How does Miss Pinsent function in the story?
She serves as the hotel's gossip and Lady Susan's loyal follower, revealing the social hierarchy and policing of newcomers through her chatter with Lydia.
What is the central irony of Lydia's position at the Hotel Bellosguardo?
She fled her marriage claiming to reject social conventions, yet she clings desperately to the respectability she finds among the hotel's conventional guests.
How does the story explore the gap between Lydia's ideals and her actual desires?
Lydia intellectually rejects marriage as a 'vulgar fraud,' but emotionally craves the social acceptance that only marriage can provide, revealing self-deception at the heart of her rebellion.
What does Lydia mean when she says marriage exists 'to keep people away from each other'?
She argues that the duties, children, and social obligations of marriage create a protective buffer between partners; without them, she and Gannett are dangerously overexposed to each other.

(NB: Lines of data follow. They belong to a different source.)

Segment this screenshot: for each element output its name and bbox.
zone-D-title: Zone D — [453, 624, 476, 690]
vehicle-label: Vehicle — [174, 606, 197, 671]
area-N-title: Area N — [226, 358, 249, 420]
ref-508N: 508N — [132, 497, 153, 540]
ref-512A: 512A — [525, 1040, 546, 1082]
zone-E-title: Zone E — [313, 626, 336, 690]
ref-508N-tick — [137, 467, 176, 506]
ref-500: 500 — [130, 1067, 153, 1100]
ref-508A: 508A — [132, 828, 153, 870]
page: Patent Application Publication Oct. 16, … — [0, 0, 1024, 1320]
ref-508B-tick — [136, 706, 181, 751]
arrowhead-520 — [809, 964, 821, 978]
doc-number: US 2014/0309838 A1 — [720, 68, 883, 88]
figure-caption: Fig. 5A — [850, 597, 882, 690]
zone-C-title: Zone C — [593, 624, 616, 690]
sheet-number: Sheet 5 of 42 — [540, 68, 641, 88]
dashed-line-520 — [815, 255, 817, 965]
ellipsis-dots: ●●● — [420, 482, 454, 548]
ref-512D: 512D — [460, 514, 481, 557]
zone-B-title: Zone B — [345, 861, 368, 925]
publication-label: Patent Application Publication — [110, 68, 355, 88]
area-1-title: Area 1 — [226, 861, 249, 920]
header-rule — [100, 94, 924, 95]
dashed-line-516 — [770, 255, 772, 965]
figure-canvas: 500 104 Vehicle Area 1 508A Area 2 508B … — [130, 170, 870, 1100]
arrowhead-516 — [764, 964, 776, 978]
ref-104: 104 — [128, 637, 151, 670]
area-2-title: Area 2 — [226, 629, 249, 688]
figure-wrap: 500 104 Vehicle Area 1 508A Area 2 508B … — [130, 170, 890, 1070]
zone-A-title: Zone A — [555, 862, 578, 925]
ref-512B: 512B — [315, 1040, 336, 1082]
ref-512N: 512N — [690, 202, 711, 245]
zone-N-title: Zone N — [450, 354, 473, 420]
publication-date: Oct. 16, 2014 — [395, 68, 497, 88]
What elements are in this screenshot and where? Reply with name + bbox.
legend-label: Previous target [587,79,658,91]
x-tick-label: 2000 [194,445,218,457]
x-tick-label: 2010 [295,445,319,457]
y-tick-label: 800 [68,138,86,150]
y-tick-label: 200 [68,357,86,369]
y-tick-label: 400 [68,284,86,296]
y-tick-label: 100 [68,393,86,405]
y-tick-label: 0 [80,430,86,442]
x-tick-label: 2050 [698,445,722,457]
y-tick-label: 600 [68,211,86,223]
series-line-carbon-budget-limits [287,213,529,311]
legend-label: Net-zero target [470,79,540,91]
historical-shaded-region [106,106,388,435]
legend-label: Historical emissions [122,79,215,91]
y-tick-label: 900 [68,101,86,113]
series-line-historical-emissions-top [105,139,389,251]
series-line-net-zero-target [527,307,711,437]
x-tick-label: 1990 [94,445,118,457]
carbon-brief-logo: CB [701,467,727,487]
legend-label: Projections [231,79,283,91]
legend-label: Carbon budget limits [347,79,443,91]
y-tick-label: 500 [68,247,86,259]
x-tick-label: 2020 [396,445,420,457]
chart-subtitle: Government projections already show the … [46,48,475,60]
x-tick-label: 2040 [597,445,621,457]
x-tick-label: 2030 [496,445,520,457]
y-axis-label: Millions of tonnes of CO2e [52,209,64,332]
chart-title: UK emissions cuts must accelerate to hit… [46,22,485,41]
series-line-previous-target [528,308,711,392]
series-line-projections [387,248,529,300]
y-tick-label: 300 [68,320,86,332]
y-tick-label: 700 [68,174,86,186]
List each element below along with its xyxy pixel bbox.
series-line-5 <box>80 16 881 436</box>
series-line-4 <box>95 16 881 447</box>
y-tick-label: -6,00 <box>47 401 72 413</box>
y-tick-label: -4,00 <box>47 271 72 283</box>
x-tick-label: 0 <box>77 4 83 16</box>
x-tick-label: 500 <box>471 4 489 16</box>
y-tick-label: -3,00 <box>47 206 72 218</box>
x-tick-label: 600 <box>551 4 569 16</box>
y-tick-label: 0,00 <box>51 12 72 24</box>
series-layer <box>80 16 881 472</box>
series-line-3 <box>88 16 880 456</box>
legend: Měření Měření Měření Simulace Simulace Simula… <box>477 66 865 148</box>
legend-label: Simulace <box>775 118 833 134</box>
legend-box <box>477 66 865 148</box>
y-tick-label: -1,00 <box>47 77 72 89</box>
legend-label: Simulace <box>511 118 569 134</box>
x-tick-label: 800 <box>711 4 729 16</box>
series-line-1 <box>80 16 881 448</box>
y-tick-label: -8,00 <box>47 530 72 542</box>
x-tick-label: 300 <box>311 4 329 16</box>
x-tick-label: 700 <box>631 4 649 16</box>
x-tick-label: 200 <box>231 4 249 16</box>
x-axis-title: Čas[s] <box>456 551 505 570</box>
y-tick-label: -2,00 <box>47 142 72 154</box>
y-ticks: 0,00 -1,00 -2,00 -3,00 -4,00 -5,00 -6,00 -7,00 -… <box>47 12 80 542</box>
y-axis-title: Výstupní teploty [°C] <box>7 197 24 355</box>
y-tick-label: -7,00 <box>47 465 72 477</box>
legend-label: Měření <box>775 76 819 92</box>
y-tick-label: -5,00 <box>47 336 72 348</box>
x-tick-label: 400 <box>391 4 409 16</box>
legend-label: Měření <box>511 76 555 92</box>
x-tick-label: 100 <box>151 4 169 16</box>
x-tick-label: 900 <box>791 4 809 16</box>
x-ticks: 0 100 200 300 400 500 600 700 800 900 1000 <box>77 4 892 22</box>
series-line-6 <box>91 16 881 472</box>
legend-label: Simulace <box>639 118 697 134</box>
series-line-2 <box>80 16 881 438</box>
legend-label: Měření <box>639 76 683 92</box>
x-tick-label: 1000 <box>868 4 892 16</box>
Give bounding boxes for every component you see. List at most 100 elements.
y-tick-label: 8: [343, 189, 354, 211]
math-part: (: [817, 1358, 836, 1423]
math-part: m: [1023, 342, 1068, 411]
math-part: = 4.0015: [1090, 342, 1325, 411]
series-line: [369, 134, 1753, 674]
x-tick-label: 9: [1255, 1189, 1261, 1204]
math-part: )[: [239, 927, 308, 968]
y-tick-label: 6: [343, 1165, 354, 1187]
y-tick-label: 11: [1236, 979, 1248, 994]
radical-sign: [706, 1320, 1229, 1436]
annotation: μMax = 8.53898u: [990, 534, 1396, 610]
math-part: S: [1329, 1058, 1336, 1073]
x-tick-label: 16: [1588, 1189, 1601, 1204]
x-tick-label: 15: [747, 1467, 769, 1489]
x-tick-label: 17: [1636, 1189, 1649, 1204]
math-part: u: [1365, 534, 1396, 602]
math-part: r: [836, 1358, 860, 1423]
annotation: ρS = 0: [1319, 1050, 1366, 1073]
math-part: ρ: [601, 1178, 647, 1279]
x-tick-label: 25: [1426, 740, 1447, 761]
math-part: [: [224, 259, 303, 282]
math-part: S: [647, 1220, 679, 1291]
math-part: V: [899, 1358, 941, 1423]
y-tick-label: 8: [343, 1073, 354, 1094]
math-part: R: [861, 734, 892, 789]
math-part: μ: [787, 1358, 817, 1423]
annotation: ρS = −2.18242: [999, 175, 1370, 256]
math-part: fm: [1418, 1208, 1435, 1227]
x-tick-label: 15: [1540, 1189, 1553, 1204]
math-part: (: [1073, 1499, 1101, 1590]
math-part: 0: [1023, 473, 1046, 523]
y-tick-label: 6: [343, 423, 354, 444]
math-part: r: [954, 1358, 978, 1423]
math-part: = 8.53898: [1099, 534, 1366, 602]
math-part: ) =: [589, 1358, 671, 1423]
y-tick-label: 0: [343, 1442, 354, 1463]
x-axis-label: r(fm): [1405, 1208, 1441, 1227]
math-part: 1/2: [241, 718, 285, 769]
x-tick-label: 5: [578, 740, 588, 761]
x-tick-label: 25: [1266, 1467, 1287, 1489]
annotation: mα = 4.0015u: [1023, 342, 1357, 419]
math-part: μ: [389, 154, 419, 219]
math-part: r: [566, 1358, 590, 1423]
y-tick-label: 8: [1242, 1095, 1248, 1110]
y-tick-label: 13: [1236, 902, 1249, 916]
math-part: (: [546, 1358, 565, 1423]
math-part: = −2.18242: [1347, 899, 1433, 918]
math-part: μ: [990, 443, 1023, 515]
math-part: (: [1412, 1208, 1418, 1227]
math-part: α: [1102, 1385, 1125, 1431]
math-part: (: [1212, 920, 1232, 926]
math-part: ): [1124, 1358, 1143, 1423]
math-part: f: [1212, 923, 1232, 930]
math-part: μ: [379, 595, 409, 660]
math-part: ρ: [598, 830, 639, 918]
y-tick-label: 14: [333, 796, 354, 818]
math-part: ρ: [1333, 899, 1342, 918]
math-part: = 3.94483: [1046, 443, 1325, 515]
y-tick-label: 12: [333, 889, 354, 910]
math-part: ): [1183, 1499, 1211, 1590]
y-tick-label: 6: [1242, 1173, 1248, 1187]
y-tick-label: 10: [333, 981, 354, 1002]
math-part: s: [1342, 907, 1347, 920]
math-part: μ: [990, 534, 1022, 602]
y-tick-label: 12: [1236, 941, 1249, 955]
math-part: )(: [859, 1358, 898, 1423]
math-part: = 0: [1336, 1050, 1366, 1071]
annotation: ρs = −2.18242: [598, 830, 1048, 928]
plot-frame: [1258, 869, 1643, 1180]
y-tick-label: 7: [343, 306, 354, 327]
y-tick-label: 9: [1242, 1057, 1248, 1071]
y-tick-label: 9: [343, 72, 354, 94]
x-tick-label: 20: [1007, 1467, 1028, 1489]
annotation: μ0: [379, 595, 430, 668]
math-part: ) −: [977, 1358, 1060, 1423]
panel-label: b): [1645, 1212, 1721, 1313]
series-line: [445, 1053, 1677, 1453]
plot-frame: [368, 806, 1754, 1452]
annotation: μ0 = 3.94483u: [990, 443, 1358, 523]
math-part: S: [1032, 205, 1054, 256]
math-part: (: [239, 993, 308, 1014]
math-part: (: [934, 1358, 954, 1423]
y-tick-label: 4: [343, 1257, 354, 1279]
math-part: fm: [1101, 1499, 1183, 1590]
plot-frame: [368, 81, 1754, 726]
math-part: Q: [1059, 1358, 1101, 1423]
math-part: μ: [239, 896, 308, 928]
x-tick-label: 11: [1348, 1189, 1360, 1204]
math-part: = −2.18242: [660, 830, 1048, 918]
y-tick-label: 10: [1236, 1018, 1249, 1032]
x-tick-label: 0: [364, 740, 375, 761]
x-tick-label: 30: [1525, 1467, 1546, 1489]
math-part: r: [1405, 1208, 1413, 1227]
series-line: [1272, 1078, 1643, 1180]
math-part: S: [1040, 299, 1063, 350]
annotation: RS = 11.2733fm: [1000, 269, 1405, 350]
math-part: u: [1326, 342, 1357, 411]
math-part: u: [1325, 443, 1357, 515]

How does the story portray the double standard facing women who defy convention?
Both Lydia and Mrs. Cope have left their husbands, yet both remain dependent on male partners and social approval, showing that rebellion does not free them from gendered power structures.
What does the divorce document symbolize when it appears in Lydia's dressing bag on the train?
It symbolizes the unavoidable question of their future together, hanging 'suspended over her head and his' like a threat that forces them to confront what their relationship really means.
How does the Hotel Bellosguardo function as a symbol in the story?
It represents the conventional society Lydia and Gannett claimed to reject -- a microcosm of rigid respectability whose approval they find themselves desperately seeking.
What is ironic about Lydia's treatment of Mrs. Cope in the garden?
Lydia, herself an unmarried woman living with a lover, recoils from Mrs. Cope with the same judgmental horror that 'respectable' society would direct at Lydia herself.
How does Wharton use the ambiguous ending to reinforce the story's themes?
Lydia's return from the gangplank and Gannett's looking up trains to Paris suggest they will marry after all, undermining Lydia's principles and confirming the inescapable pull of convention.
What narrative point of view does Wharton use, and what effect does it create?
Third-person limited, shifting between Lydia's and Gannett's perspectives. This lets readers see how each privately struggles with the same problem from different angles.
What does 'modus vivendi' mean as Gannett uses it in their argument about marriage?
A practical arrangement that allows conflicting parties to coexist. Gannett argues that even if they reject social conventions, they must work within them to live in the world.
What does Lydia mean by calling marriage a 'vulgar fraud upon society'?
She means that marrying now would be a dishonest attempt to sneak back into the respectability they voluntarily gave up, deceiving the very people whose morality they once mocked.
What does 'noyade' mean in the context of the story's final section?
A mass execution by drowning. Wharton uses it metaphorically to describe Lydia and Gannett as bound together in a drowning embrace of passion, 'resisting yet clinging as they went down.'
What is the significance of Lydia's quote: 'I was free before'?
When Gannett says the divorce makes her free to marry, Lydia insists she was already free -- her freedom came from leaving Tillotson, not from a legal document, and marriage would only create new bondage.
What does Gannett reveal when he says 'It's damnable' about their deception at the hotel?
He admits he shares Lydia's shame about pretending to be married, showing that his desire for respectability is just as strong as hers despite his earlier arguments for pragmatism.
What does Lydia confess when she says 'Respectability... I've stolen it because I couldn't get it any other way'?
She admits that the social standing she claimed to despise has become precious to her, and that passing as Gannett's wife at the hotel was a form of theft -- enjoying a status she had no right to claim.